The expected change of in the \(OAS\) is assumed as zero \(OAS\) is constant over the security’s life. Taking expectations based on risk-neutral process, security priced according to the model:

$$ E\left[ \frac { dP }{ P } \right] =rdt\quad \quad \quad \quad \quad \left( b \right) $$

Therefore:

$$ \frac { dP }{ P } =\left( r+OAS \right) dt+\frac { 1 }{ P } \frac { \partial P }{ \partial x } \left( dx-E\left[ dx \right] \right) +\frac { 1 }{ P } \frac { \partial P }{ \partial OAS } dOAS $$

Multiplying the entire equation by \(P\):

$$ dP=\left( r+OAS \right) dt+\frac { \partial P }{ \partial x } \left( dx-E\left[ dx \right] \right) +\frac { \partial P }{ \partial OAS } dOAS $$

The implication here is that, a security’s P&L may be divided into a component due to: time passage, factor changes, and the \(OAS\) changes.

# Reducing the Time Step

Even though this method assumes that the time that elapses between dates of the tree is 6 months, the methodology can easily be adapted to any time step of \(\Delta t\) years. The discounting must be done over the appropriate time interval, that is, if the rate of term \(\Delta t\) is \(r\), discounting mean dividing by \(1+r\quad \Delta t\)

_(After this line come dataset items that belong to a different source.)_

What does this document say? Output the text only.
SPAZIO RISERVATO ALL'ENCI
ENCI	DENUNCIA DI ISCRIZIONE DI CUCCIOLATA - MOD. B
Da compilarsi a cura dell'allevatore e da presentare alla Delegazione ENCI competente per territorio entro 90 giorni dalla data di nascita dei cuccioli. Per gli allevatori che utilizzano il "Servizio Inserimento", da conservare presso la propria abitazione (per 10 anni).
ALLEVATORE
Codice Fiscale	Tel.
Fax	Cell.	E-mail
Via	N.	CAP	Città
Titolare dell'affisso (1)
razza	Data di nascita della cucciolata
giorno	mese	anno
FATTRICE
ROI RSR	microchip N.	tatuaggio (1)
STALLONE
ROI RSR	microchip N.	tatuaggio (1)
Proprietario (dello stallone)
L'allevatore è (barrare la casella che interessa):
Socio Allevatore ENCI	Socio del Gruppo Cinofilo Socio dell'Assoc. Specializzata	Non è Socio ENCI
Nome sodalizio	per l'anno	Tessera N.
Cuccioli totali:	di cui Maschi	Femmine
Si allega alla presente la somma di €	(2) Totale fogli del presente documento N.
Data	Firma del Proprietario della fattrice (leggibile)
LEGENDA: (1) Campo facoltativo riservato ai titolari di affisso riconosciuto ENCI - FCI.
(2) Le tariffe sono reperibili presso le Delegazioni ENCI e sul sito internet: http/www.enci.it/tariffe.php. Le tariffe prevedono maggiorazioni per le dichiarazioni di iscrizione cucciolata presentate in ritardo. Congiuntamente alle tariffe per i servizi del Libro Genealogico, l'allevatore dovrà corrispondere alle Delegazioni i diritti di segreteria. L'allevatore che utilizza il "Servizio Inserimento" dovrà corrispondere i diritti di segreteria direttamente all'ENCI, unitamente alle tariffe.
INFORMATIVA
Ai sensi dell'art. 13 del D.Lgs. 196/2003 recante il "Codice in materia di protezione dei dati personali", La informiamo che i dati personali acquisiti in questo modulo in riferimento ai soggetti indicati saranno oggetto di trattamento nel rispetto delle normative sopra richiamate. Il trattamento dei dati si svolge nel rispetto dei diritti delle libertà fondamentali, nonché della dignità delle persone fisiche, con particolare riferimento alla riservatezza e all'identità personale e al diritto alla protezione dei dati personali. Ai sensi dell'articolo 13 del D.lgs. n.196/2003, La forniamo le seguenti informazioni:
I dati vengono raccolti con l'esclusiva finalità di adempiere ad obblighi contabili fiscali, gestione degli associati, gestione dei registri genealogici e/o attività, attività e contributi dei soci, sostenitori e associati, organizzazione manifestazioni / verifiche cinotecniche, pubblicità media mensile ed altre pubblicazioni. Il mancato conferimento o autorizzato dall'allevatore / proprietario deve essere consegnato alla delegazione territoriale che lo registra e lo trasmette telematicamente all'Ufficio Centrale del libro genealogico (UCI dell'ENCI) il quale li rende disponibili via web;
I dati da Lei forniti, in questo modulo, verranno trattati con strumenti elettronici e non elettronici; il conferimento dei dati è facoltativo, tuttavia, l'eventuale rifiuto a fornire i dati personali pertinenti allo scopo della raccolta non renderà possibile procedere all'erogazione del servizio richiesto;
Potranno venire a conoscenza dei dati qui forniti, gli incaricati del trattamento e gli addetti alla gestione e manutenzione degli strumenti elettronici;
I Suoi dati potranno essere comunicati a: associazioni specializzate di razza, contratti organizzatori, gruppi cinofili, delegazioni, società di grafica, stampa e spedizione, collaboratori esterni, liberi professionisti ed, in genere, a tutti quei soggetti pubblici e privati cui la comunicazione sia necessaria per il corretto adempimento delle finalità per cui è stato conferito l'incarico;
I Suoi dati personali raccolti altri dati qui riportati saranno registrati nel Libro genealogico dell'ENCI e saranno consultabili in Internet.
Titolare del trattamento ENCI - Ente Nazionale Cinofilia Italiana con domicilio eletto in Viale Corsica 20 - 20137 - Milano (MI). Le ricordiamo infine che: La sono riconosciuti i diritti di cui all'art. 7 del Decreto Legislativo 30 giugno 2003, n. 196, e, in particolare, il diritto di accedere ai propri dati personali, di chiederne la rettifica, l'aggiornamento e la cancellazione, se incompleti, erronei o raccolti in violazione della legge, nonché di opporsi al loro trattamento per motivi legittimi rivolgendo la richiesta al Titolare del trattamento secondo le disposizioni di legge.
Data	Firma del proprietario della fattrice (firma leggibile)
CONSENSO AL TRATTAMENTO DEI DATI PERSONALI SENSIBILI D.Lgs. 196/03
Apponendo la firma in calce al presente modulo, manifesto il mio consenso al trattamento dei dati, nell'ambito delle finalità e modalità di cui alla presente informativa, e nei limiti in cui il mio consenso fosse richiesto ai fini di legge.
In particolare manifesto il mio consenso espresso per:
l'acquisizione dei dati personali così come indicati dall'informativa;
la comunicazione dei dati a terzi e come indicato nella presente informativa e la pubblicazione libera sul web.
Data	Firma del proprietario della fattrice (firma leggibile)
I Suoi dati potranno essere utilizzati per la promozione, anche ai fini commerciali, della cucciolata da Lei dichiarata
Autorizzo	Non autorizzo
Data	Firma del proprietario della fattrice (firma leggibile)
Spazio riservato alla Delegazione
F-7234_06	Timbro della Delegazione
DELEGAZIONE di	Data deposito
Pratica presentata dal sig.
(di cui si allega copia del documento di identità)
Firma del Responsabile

The main reasons for choosing time steps smaller than 6 months are:

- Reducing the time step ensures that all cash flows are close in time to some date in the tree
- Reducing the time step can fill the tree with enough rates to price contingent claims with sufficient accuracy

Note: while smaller time steps generate more realistic interest rate distributions, smaller steps aren’t always desirable. This mainly because, the greater the number of computation in pricing a security, the more attention needs to be paid to numerical issues like round-off error.

## Fixed Income versus Equity Derivatives

Generally, models created for stock markets cannot be adopted for use in fixed income markets without modifications. Under the assumption that stock price evolves according to a random process and that short-term interests rate is constant, it is possible to form a portfolio of stocks and short-term bonds that replicate the payoffs of an option. By arbitrage argument, the price of the option must equal the known price of the replicating portfolio.

While the short-term interest rate is constant, price follows some constant random process. From this:

- bond prices would naturally approach par;
- price volatilities would not be assumed to be constant; and
- the interest rate is assumed to evolve in a particular way.

Making the assumption of rate over time is not helpful for two reasons. First, the coupon bond prices depend on the shorter-term rate and secondly, pricing a bond on a given year requires assumptions about the bond’s future possible prices. From this, one has to make assumptions about the evolution of the entire term structure of interest rate to price bond options and other derivatives.

Modeling the evolution of the short-term rate is sufficient, combined with arbitrage arguments to build a model of the entire term structure. Despite the importance of Black-Scholes-Merton analysis, fixed income demand special attention.

# Practice Questions

1) A $10 million face value of a stylized constant-maturity treasury (\(CMT\)) swap is struck at 10%. It is a one-year \(CMT\) swap on the six-month yield in 0.5% increments. Calculate the possible values of the \(CMT\) swap after one year.

- $50,000, $0 and -$50,000
- $25,000, $0 and -$25,000
- $100,000, $0 and -$100,000
- None of the above

The correct answer is **A**.

The \(CMT\) swap pays:

$$ $10,000,000\frac { { y }_{ CMT }-10\% }{ 2 } $$

In 6 months, the state 1 and 0 payoffs are, respectively:

$$ $10,000,000\frac { 10.5\%-10\% }{ 2 } =$25,000 $$

$$ $10,000,000\frac { 9.5\%-10\% }{ 2 } =-$25,000 $$

In 1 year, the state 2, 1 and 0 payoffs are:

$$ $10,000,000\frac { 11\%-10\% }{ 2 } =$50,000 $$

$$ $10,000,000\frac { 10\%-10\% }{ 2 } =0 $$

$$ $10,000,000\frac { 9\%-10\% }{ 2 } =-$50,000 $$